Creëer liever onsLeid liever eerst de aandacht af van het eindresultaat en oefen samen met je kind de afzonderlijke onderdelen van de proef. Op de Facebookpagina vind je daarvoor tips. Essentie is dat je kind de gelegenheid krijgt om uit te proberen en te oefenen en vooral succes beleeft. Hierdoor worden het zelfvertrouwen en plezier groter.

Samen

En natuurlijk wordt het nog leuker als je zelf actief meedoet. Ga zelf ook eens door het gat. Of wacht op je kind ‘aan de andere kant van het gat’. Zwaai onder water naar je kind of steek je hand door het gat. Zo leid je de aandacht af van het eindresultaat en wordt de kans op succes en plezier aanzienlijk vergroot.

Spelen is leren

_DSC9915

Ik kon het niet laten. Mijn beide zonen hebben samen met mij op zwemles gezeten. We deden, samen met 11 andere ouders en kinderen, mee aan de les ‘leer uw eigen kind zwemmen’ van Ankyzwemmen in Leeuwarden. Een perfecte leerschool, zeker voor mij.

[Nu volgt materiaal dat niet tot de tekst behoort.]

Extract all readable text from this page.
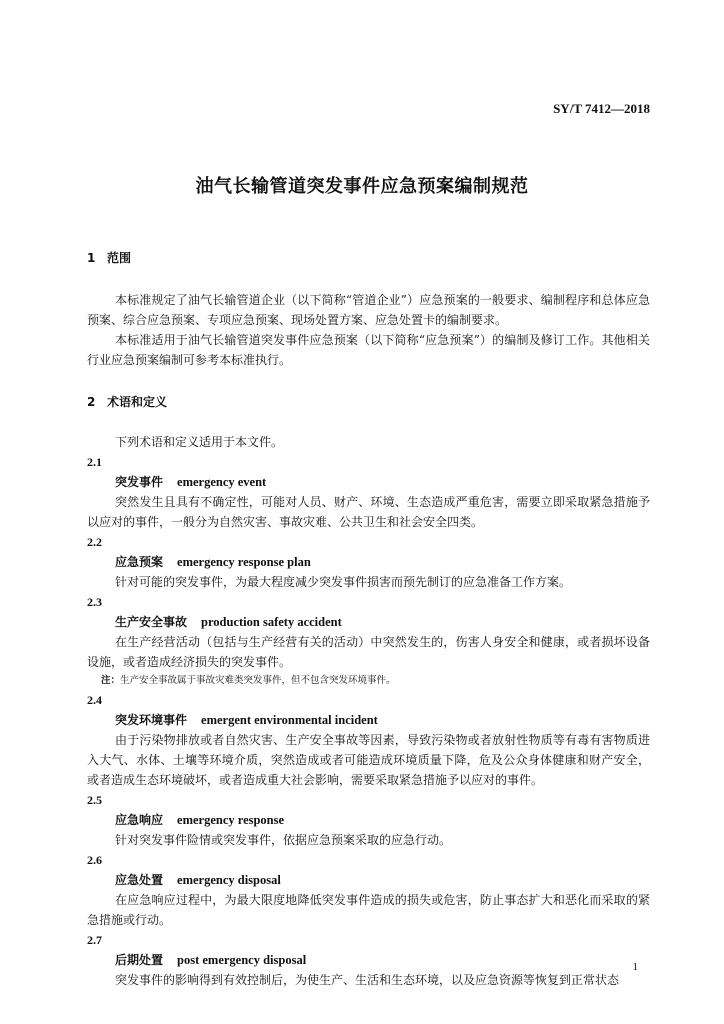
SY/T 7412—2018
油气长输管道突发事件应急预案编制规范
1 范围

本标准规定了油气长输管道企业（以下简称“管道企业”）应急预案的一般要求、编制程序和总体应急预案、综合应急预案、专项应急预案、现场处置方案、应急处置卡的编制要求。

本标准适用于油气长输管道突发事件应急预案（以下简称“应急预案”）的编制及修订工作。其他相关行业应急预案编制可参考本标准执行。

2 术语和定义

下列术语和定义适用于本文件。

2.1
突发事件 emergency event

突然发生且具有不确定性，可能对人员、财产、环境、生态造成严重危害，需要立即采取紧急措施予以应对的事件，一般分为自然灾害、事故灾难、公共卫生和社会安全四类。

2.2
应急预案 emergency response plan

针对可能的突发事件，为最大程度减少突发事件损害而预先制订的应急准备工作方案。

2.3
生产安全事故 production safety accident

在生产经营活动（包括与生产经营有关的活动）中突然发生的，伤害人身安全和健康，或者损坏设备设施，或者造成经济损失的突发事件。

注：生产安全事故属于事故灾难类突发事件，但不包含突发环境事件。
2.4
突发环境事件 emergent environmental incident

由于污染物排放或者自然灾害、生产安全事故等因素，导致污染物或者放射性物质等有毒有害物质进入大气、水体、土壤等环境介质，突然造成或者可能造成环境质量下降，危及公众身体健康和财产安全，或者造成生态环境破坏，或者造成重大社会影响，需要采取紧急措施予以应对的事件。

2.5
应急响应 emergency response

针对突发事件险情或突发事件，依据应急预案采取的应急行动。

2.6
应急处置 emergency disposal

在应急响应过程中，为最大限度地降低突发事件造成的损失或危害，防止事态扩大和恶化而采取的紧急措施或行动。

2.7
后期处置 post emergency disposal

突发事件的影响得到有效控制后，为使生产、生活和生态环境，以及应急资源等恢复到正常状态

1
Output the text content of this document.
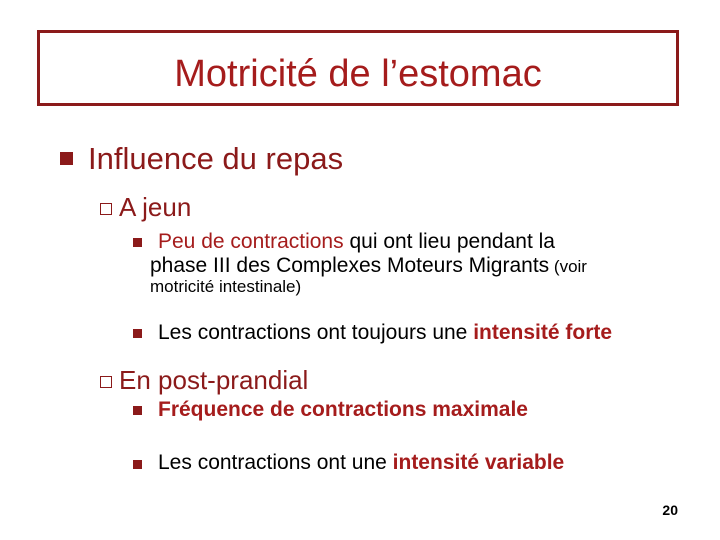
Motricité de l’estomac
Influence du repas
A jeun
Peu de contractions qui ont lieu pendant la
phase III des Complexes Moteurs Migrants (voir
motricité intestinale)
Les contractions ont toujours une intensité forte
En post-prandial
Fréquence de contractions maximale
Les contractions ont une intensité variable
20
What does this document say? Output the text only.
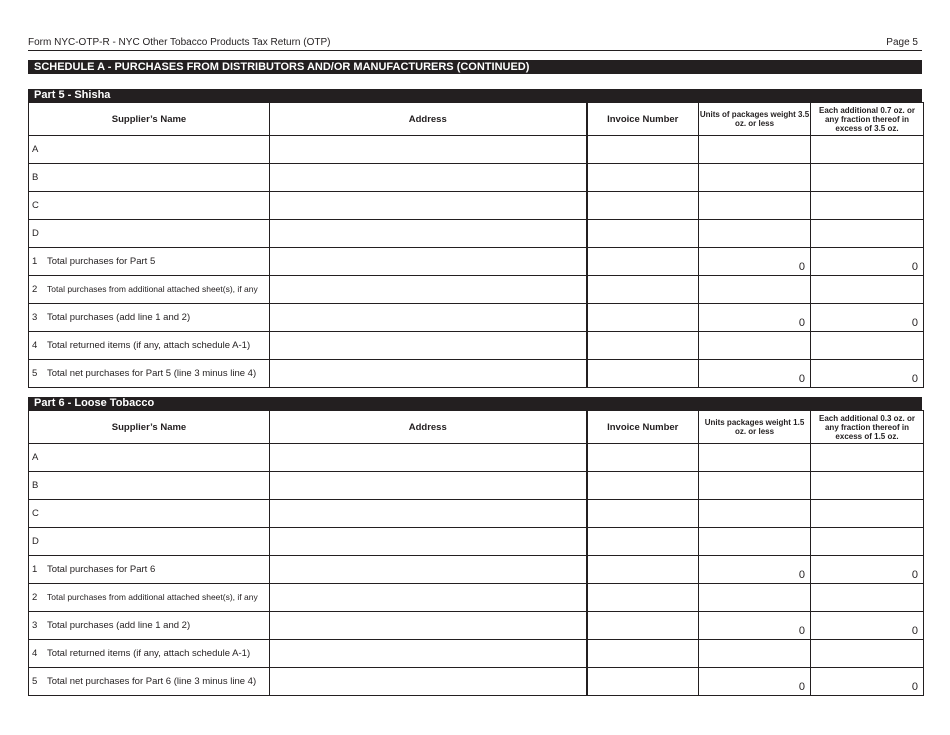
Form NYC-OTP-R - NYC Other Tobacco Products Tax Return (OTP)	Page 5
SCHEDULE A - PURCHASES FROM DISTRIBUTORS AND/OR MANUFACTURERS (CONTINUED)
Part 5 - Shisha
Supplier’s Name	Address	Invoice Number	Units of packages weight 3.5 oz. or less	Each additional 0.7 oz. or any fraction thereof in excess of 3.5 oz.
A				
B				
C				
D				
1 Total purchases for Part 5			0	0
2 Total purchases from additional attached sheet(s), if any				
3 Total purchases (add line 1 and 2)			0	0
4 Total returned items (if any, attach schedule A-1)				
5 Total net purchases for Part 5 (line 3 minus line 4)			0	0
Part 6 - Loose Tobacco
Supplier’s Name	Address	Invoice Number	Units packages weight 1.5 oz. or less	Each additional 0.3 oz. or any fraction thereof in excess of 1.5 oz.
A				
B				
C				
D				
1 Total purchases for Part 6			0	0
2 Total purchases from additional attached sheet(s), if any				
3 Total purchases (add line 1 and 2)			0	0
4 Total returned items (if any, attach schedule A-1)				
5 Total net purchases for Part 6 (line 3 minus line 4)			0	0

We waren nog niet zo heel lang op les en bezig met ‘te water gaan’. T had er nog niet zo veel zin in. Zelfstandig springen zag hij al helemaal niet zitten. Dus stak ik steeds mijn hand braaf uit, hij sprong er naar toe en ik liet niet los. Hij mocht de regels bepalen, zelf werd ik steeds een beetje hopelozer. Hoe kreeg ik hem een stapje verder in het leerproces?

Spelen

Dat moment kwam sneller dan verwacht. Aan het eind van de les werd de mobiele glijbaan aan de rand van het bad geplaatst. T. keek ernaar en zijn gezicht klaarde op. Dát wilde hij ook! Mijn hersenen draaiden op volle toeren. Huh? Van de glijbaan? Realiseer je je wel dat…… Maar ik hield wijselijk mijn mond en T sloot enthousiast aan in de rij. Ik stond aan het eind van de baan, beheerste me en wachtte met vastpakken. Hij ging helemaal onder water, verdwaasd keek hij me aan. Was dit nou leuk of toch niet? Ik reageerde (natuurlijk) enorm enthousiast. ‘Wow, wat een leuke glijbaan en wat geweldig dat je daar af bent gegaan. En je kwam helemaal onder water!’ Het werkte, er kwam een glimlach en hup, daar ging hij weer.

Nuttig?

Ik sprak deze week met een ouder die vertelde dat zij het advies had gekregen om vooral met haar kind in het water te gaan spelen. Er klonk enige verontwaardiging in haar stem. Spelen associëren we blijkbaar met tijdverdrijf. Het is leuk, maar nuttig?

Ja! Kinderen ontwikkelen zich van jongs af aan door te spelen. We geven ze speelgoed, ze gaan er op af, doen ervaring op en leren. Ze merken er zelf niks van, het ‘gebeurt gewoon’. En dat is waar het volgens mij vooral om gaat. Dáár kunnen we tijdens het samen leren zwemmen gebruik van maken. Laten we de focus niet richten op ‘iets moeten’, maar laten we verleiden en zorgen voor uitdaging en onbewust ervaren. T. houdt van spelen en via de glijbaan doet hij precies datgene dat ik graag wil. Ik moet er gewoon zijn en vooral het vertrouwen niet beschamen.

Aan de slag

Laten we stoppen met ‘denken voor onze kinderen’. Want zij voelen zelf heel goed waar ze wel en niet aan toe zijn. Aan ons als ouders de uitdaging om situaties te creëren waarin het kind zich vrij voelt om te experimenteren. En waarin ze uitgedaagd worden om te leren. Dan is samen zwemmen leuk én effectief.